2012黒海西側を行く19 モルドバとルーマニアを結ぶ列車にもれなくついてくる、マニア向けアトラクション

 
モルドバのキシナウ駅を出発したブカレスト行き国際列車は、3時間ほどでルーマニア国境に近いウンゲニ(Ungheni)駅に到着する。


Ungheni station 01.gif





列車はこの駅で2時間弱停車する。国境だからとか出国審査があるからとか、理由はそれだけじゃない。ここウンゲニ駅では、線路の幅が違うモルドバとルーマニアを列車が通過するために、乗客を乗せたまま列車の台車を交換するという、マニア以外には特にうれしくもないイベントが敢行されるのだ。
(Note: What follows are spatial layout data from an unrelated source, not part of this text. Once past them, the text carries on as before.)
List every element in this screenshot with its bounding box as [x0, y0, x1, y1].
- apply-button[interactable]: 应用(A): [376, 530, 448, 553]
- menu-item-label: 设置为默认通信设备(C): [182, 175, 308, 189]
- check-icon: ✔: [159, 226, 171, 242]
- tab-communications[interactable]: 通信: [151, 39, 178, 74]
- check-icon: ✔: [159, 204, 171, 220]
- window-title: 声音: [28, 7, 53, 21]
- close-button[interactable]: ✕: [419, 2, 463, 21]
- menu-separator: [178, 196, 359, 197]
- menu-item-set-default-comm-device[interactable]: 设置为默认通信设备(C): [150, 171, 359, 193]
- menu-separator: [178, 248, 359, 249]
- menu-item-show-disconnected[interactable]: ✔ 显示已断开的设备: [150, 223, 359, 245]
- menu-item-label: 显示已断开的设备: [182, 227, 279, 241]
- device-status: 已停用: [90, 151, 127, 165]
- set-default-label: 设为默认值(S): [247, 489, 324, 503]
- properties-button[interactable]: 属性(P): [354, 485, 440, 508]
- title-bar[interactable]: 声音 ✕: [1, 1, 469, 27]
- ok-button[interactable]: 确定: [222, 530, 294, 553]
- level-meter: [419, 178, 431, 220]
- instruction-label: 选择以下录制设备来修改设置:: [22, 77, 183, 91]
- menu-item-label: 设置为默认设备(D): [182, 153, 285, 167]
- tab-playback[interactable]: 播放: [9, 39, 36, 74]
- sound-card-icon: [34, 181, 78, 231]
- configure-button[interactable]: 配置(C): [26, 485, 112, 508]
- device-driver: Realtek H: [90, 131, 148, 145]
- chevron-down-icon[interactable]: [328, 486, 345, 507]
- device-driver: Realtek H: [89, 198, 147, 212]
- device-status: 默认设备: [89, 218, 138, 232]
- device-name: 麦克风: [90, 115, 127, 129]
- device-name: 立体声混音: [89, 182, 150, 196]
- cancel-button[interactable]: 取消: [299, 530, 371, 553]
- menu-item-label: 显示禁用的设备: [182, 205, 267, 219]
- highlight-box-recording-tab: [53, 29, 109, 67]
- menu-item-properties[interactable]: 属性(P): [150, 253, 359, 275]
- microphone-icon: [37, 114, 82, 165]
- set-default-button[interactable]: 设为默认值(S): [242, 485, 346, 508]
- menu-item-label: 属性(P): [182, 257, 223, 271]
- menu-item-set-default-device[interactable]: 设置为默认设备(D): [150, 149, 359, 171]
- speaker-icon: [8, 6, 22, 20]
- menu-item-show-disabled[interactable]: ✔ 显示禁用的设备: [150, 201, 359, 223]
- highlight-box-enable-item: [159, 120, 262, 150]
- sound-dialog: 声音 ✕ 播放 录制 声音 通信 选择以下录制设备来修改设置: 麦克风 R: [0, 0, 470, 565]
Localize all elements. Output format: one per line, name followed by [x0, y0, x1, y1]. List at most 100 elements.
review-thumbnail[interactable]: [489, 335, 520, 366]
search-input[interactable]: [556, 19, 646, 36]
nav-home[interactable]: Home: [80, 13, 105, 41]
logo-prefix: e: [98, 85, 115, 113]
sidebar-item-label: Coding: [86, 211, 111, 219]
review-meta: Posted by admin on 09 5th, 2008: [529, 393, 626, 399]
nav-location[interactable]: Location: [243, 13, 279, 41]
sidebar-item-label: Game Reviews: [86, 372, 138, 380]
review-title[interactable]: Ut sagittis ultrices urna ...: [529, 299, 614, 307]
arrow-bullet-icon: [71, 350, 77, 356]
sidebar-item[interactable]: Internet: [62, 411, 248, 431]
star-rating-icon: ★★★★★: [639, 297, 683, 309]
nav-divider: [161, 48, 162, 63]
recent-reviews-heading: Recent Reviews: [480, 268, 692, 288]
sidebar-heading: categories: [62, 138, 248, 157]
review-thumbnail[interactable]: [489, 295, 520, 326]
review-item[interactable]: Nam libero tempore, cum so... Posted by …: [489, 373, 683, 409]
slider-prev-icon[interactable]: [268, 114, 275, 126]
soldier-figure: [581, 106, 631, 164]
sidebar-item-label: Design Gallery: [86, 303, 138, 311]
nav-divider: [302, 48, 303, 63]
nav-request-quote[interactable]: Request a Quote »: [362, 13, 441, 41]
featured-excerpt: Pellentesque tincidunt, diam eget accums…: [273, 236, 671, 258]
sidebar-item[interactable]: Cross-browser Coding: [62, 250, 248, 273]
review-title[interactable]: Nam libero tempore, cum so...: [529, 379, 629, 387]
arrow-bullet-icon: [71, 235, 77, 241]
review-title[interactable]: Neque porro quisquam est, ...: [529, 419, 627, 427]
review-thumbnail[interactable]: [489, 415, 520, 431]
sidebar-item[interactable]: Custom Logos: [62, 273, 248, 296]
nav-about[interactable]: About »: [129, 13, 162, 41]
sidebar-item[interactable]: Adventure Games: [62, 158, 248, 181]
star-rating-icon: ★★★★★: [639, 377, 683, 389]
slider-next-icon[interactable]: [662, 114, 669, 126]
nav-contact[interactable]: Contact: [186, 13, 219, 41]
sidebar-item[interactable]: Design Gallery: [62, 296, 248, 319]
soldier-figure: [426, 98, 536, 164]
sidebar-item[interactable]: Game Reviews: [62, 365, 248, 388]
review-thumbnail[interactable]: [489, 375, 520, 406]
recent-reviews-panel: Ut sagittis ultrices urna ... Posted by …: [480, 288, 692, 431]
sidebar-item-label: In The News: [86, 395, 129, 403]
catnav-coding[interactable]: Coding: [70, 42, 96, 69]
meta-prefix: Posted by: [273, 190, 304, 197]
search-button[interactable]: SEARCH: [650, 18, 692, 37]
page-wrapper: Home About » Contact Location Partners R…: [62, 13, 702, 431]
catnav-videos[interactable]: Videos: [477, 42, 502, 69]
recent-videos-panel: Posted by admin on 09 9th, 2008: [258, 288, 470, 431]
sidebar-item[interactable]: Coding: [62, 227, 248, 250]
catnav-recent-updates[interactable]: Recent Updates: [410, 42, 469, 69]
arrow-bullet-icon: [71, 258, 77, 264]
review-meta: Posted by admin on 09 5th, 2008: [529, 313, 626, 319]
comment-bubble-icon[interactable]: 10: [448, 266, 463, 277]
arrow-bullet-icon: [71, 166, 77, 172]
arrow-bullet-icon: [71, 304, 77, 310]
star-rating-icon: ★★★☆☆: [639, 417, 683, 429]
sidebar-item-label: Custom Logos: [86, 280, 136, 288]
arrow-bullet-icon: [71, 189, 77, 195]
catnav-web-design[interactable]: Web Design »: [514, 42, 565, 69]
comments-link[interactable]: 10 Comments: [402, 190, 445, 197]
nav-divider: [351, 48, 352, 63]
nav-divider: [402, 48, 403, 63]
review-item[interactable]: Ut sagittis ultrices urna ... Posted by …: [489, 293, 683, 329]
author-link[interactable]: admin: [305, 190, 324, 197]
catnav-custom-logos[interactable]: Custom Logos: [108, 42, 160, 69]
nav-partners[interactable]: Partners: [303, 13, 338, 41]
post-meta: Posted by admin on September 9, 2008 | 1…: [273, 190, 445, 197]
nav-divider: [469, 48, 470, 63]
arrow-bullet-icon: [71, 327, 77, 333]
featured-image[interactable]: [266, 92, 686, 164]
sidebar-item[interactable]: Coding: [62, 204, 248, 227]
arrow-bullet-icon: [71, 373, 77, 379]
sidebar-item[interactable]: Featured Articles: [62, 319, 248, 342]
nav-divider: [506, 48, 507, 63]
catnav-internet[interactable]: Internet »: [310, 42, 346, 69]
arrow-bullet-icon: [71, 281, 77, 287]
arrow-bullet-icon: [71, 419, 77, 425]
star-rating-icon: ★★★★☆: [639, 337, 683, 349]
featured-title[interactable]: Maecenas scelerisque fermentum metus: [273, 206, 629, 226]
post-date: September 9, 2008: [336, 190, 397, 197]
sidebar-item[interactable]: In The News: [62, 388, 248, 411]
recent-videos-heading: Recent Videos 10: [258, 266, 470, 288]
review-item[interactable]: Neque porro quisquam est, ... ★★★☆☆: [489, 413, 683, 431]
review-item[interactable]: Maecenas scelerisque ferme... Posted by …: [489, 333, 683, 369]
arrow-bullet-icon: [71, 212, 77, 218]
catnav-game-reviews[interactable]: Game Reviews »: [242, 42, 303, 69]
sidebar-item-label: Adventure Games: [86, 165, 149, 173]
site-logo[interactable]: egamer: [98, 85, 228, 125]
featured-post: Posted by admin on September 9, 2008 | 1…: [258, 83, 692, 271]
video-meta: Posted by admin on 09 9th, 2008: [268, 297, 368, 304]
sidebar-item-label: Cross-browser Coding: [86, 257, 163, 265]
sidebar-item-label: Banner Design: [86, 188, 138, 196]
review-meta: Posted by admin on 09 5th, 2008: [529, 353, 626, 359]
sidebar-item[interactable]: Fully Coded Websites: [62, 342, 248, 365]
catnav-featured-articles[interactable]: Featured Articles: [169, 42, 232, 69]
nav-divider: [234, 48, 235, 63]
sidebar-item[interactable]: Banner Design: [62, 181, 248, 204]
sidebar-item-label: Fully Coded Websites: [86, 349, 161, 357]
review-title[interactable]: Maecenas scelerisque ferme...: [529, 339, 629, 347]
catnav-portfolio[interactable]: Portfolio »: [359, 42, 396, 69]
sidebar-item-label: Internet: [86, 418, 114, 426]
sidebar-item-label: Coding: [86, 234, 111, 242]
どうしてそんな面倒なことをするのかというと、モルドバは1940年(あるいは1944年)から1981年までは崩壊前のソ連の一部だったのに対し、ルーマニアはたびたびソ連に侵攻され戦後ソ連の圧力により共産化されたが、一応独立国だった。一応独立国どころか、モルドバ全域やウクライナの一部を領土としたこともあるのだが、第2次大戦後はおおよそ今の国土を維持している。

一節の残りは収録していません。